CHANONAT
Niché au fond d'un vallon,
Le Chanonat de mon enfance
Est entouré de villages perchés,
Fermé par le plateau de la Serre,
Vaste étendue plantée d' arbustes,
De taillis et de fleurs rares,
Que l'on gravit par des chemins creux et ombragés.
Les champs modestes,
Bordés de murets,
De haies d' aubépines et d' églantiers au printemps,
Et chargés de mûres à l' automne,
Les jardins nourriciers,
Les vergers de pommiers,
Les vignes des coteaux,
Les prairies vertes émaillées de fleurs
Qui composaient nos bouquets,
Formaient autant de paysages champêtres et authentiques.
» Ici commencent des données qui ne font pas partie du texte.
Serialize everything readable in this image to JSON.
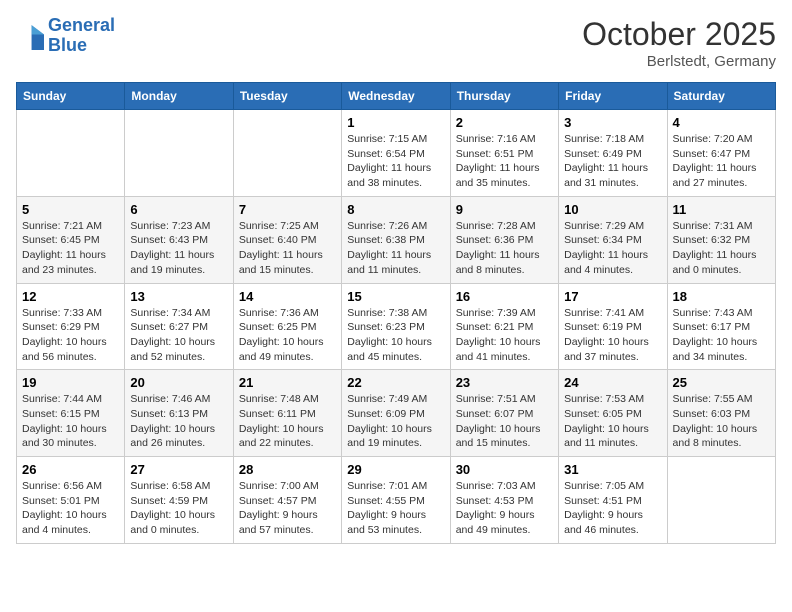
{
  "header": {
    "logo_general": "General",
    "logo_blue": "Blue",
    "month_title": "October 2025",
    "location": "Berlstedt, Germany"
  },
  "days_of_week": [
    "Sunday",
    "Monday",
    "Tuesday",
    "Wednesday",
    "Thursday",
    "Friday",
    "Saturday"
  ],
  "weeks": [
    [
      {
        "day": "",
        "sunrise": "",
        "sunset": "",
        "daylight": ""
      },
      {
        "day": "",
        "sunrise": "",
        "sunset": "",
        "daylight": ""
      },
      {
        "day": "",
        "sunrise": "",
        "sunset": "",
        "daylight": ""
      },
      {
        "day": "1",
        "sunrise": "Sunrise: 7:15 AM",
        "sunset": "Sunset: 6:54 PM",
        "daylight": "Daylight: 11 hours and 38 minutes."
      },
      {
        "day": "2",
        "sunrise": "Sunrise: 7:16 AM",
        "sunset": "Sunset: 6:51 PM",
        "daylight": "Daylight: 11 hours and 35 minutes."
      },
      {
        "day": "3",
        "sunrise": "Sunrise: 7:18 AM",
        "sunset": "Sunset: 6:49 PM",
        "daylight": "Daylight: 11 hours and 31 minutes."
      },
      {
        "day": "4",
        "sunrise": "Sunrise: 7:20 AM",
        "sunset": "Sunset: 6:47 PM",
        "daylight": "Daylight: 11 hours and 27 minutes."
      }
    ],
    [
      {
        "day": "5",
        "sunrise": "Sunrise: 7:21 AM",
        "sunset": "Sunset: 6:45 PM",
        "daylight": "Daylight: 11 hours and 23 minutes."
      },
      {
        "day": "6",
        "sunrise": "Sunrise: 7:23 AM",
        "sunset": "Sunset: 6:43 PM",
        "daylight": "Daylight: 11 hours and 19 minutes."
      },
      {
        "day": "7",
        "sunrise": "Sunrise: 7:25 AM",
        "sunset": "Sunset: 6:40 PM",
        "daylight": "Daylight: 11 hours and 15 minutes."
      },
      {
        "day": "8",
        "sunrise": "Sunrise: 7:26 AM",
        "sunset": "Sunset: 6:38 PM",
        "daylight": "Daylight: 11 hours and 11 minutes."
      },
      {
        "day": "9",
        "sunrise": "Sunrise: 7:28 AM",
        "sunset": "Sunset: 6:36 PM",
        "daylight": "Daylight: 11 hours and 8 minutes."
      },
      {
        "day": "10",
        "sunrise": "Sunrise: 7:29 AM",
        "sunset": "Sunset: 6:34 PM",
        "daylight": "Daylight: 11 hours and 4 minutes."
      },
      {
        "day": "11",
        "sunrise": "Sunrise: 7:31 AM",
        "sunset": "Sunset: 6:32 PM",
        "daylight": "Daylight: 11 hours and 0 minutes."
      }
    ],
    [
      {
        "day": "12",
        "sunrise": "Sunrise: 7:33 AM",
        "sunset": "Sunset: 6:29 PM",
        "daylight": "Daylight: 10 hours and 56 minutes."
      },
      {
        "day": "13",
        "sunrise": "Sunrise: 7:34 AM",
        "sunset": "Sunset: 6:27 PM",
        "daylight": "Daylight: 10 hours and 52 minutes."
      },
      {
        "day": "14",
        "sunrise": "Sunrise: 7:36 AM",
        "sunset": "Sunset: 6:25 PM",
        "daylight": "Daylight: 10 hours and 49 minutes."
      },
      {
        "day": "15",
        "sunrise": "Sunrise: 7:38 AM",
        "sunset": "Sunset: 6:23 PM",
        "daylight": "Daylight: 10 hours and 45 minutes."
      },
      {
        "day": "16",
        "sunrise": "Sunrise: 7:39 AM",
        "sunset": "Sunset: 6:21 PM",
        "daylight": "Daylight: 10 hours and 41 minutes."
      },
      {
        "day": "17",
        "sunrise": "Sunrise: 7:41 AM",
        "sunset": "Sunset: 6:19 PM",
        "daylight": "Daylight: 10 hours and 37 minutes."
      },
      {
        "day": "18",
        "sunrise": "Sunrise: 7:43 AM",
        "sunset": "Sunset: 6:17 PM",
        "daylight": "Daylight: 10 hours and 34 minutes."
      }
    ],
    [
      {
        "day": "19",
        "sunrise": "Sunrise: 7:44 AM",
        "sunset": "Sunset: 6:15 PM",
        "daylight": "Daylight: 10 hours and 30 minutes."
      },
      {
        "day": "20",
        "sunrise": "Sunrise: 7:46 AM",
        "sunset": "Sunset: 6:13 PM",
        "daylight": "Daylight: 10 hours and 26 minutes."
      },
      {
        "day": "21",
        "sunrise": "Sunrise: 7:48 AM",
        "sunset": "Sunset: 6:11 PM",
        "daylight": "Daylight: 10 hours and 22 minutes."
      },
      {
        "day": "22",
        "sunrise": "Sunrise: 7:49 AM",
        "sunset": "Sunset: 6:09 PM",
        "daylight": "Daylight: 10 hours and 19 minutes."
      },
      {
        "day": "23",
        "sunrise": "Sunrise: 7:51 AM",
        "sunset": "Sunset: 6:07 PM",
        "daylight": "Daylight: 10 hours and 15 minutes."
      },
      {
        "day": "24",
        "sunrise": "Sunrise: 7:53 AM",
        "sunset": "Sunset: 6:05 PM",
        "daylight": "Daylight: 10 hours and 11 minutes."
      },
      {
        "day": "25",
        "sunrise": "Sunrise: 7:55 AM",
        "sunset": "Sunset: 6:03 PM",
        "daylight": "Daylight: 10 hours and 8 minutes."
      }
    ],
    [
      {
        "day": "26",
        "sunrise": "Sunrise: 6:56 AM",
        "sunset": "Sunset: 5:01 PM",
        "daylight": "Daylight: 10 hours and 4 minutes."
      },
      {
        "day": "27",
        "sunrise": "Sunrise: 6:58 AM",
        "sunset": "Sunset: 4:59 PM",
        "daylight": "Daylight: 10 hours and 0 minutes."
      },
      {
        "day": "28",
        "sunrise": "Sunrise: 7:00 AM",
        "sunset": "Sunset: 4:57 PM",
        "daylight": "Daylight: 9 hours and 57 minutes."
      },
      {
        "day": "29",
        "sunrise": "Sunrise: 7:01 AM",
        "sunset": "Sunset: 4:55 PM",
        "daylight": "Daylight: 9 hours and 53 minutes."
      },
      {
        "day": "30",
        "sunrise": "Sunrise: 7:03 AM",
        "sunset": "Sunset: 4:53 PM",
        "daylight": "Daylight: 9 hours and 49 minutes."
      },
      {
        "day": "31",
        "sunrise": "Sunrise: 7:05 AM",
        "sunset": "Sunset: 4:51 PM",
        "daylight": "Daylight: 9 hours and 46 minutes."
      },
      {
        "day": "",
        "sunrise": "",
        "sunset": "",
        "daylight": ""
      }
    ]
  ]
}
Mon Chanonat est un humble village,
Riche de trésors précieux et immortels :
La petite église romane,
Eclairée de vitraux colorés,
Au tympan finement sculpté,
S'ouvrant sur une place libre,
Plantée de vieux arbres et d'une croix majestueuse,
Posée sur un socle de pierre ;
L'ancienne Ecole des Soeurs
Qu'il fallait atteindre par un chemin caillouteux
Descendant jusqu'à l' antique Maison des Templiers
Que nous croyions peuplée de fantômes !
On pouvait aussi y accéder par l'impasse
Où l'on peut découvrir deux magnifiques portes gothiques.
Et les belles fontaines
Qui abreuvaient les bêtes au retour des prés !
Celle sur la Grand-Place,
Octogonale, en lave grise
Où nous nous aimions tremper nos doigts d' enfants
Et nous mirer dans son eau pure.
Celle de la rue du Chabry
Qui descendait devant notre maison jusqu'à l' Auzon.
Dans la rue du Voisin,
Celle qui remplissait nos arrosoirs les soirs d' été.
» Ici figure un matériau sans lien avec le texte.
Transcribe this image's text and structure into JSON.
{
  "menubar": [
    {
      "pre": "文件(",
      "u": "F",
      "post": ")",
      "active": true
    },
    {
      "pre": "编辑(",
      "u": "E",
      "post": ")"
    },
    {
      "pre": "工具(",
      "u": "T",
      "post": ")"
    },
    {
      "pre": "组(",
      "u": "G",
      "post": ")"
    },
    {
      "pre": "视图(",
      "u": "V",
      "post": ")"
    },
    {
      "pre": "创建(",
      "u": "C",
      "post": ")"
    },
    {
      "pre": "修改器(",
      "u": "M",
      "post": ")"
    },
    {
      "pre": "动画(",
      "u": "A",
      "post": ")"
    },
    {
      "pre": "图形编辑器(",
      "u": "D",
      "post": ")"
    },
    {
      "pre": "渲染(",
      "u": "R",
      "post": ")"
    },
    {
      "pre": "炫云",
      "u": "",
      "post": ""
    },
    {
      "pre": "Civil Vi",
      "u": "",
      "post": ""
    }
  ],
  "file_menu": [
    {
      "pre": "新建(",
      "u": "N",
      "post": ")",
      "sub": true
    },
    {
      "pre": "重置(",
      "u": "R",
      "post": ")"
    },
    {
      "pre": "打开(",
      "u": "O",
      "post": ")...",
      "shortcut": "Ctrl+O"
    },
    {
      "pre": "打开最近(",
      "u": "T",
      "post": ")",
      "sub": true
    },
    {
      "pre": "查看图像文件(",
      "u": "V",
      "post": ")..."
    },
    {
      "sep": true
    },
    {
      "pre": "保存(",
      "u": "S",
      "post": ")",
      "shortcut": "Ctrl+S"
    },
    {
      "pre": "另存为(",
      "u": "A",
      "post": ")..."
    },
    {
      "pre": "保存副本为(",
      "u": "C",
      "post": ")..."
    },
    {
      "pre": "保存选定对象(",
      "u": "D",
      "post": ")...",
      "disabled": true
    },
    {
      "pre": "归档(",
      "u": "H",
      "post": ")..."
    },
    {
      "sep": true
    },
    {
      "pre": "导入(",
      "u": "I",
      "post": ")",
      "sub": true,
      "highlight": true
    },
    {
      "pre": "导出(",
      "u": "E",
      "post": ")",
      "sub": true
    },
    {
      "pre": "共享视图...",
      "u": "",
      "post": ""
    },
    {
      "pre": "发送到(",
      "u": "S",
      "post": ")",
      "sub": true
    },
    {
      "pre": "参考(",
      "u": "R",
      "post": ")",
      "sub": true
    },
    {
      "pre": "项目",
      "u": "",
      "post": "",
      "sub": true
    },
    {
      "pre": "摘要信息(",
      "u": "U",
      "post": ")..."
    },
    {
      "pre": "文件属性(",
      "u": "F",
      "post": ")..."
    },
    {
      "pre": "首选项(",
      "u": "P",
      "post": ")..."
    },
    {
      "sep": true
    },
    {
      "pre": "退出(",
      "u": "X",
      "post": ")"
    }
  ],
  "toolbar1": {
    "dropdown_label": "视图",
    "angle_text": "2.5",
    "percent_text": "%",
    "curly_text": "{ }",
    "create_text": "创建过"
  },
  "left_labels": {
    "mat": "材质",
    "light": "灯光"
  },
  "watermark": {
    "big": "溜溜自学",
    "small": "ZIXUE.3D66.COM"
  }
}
J'aimais, particulièrement, les croix de pierre
A la rencontre des chemins :
Celle des routes de Jussat,
D' Opme,
Du Crest,
La belle croix celte sur la route de la Roche-Blanche,
Celle encore, face à l' école,
Près d'une antique chapelle romane,
Où fleurissent sur ses murs des touffes de giroflées
Oranges et jaunes au printemps
Ou la grande croix de fer forgé
Près de la Cure
Avec sa vieille tour
Et ses fenêtres à meneaux ;
Et toutes les autres à la croisée des chemins.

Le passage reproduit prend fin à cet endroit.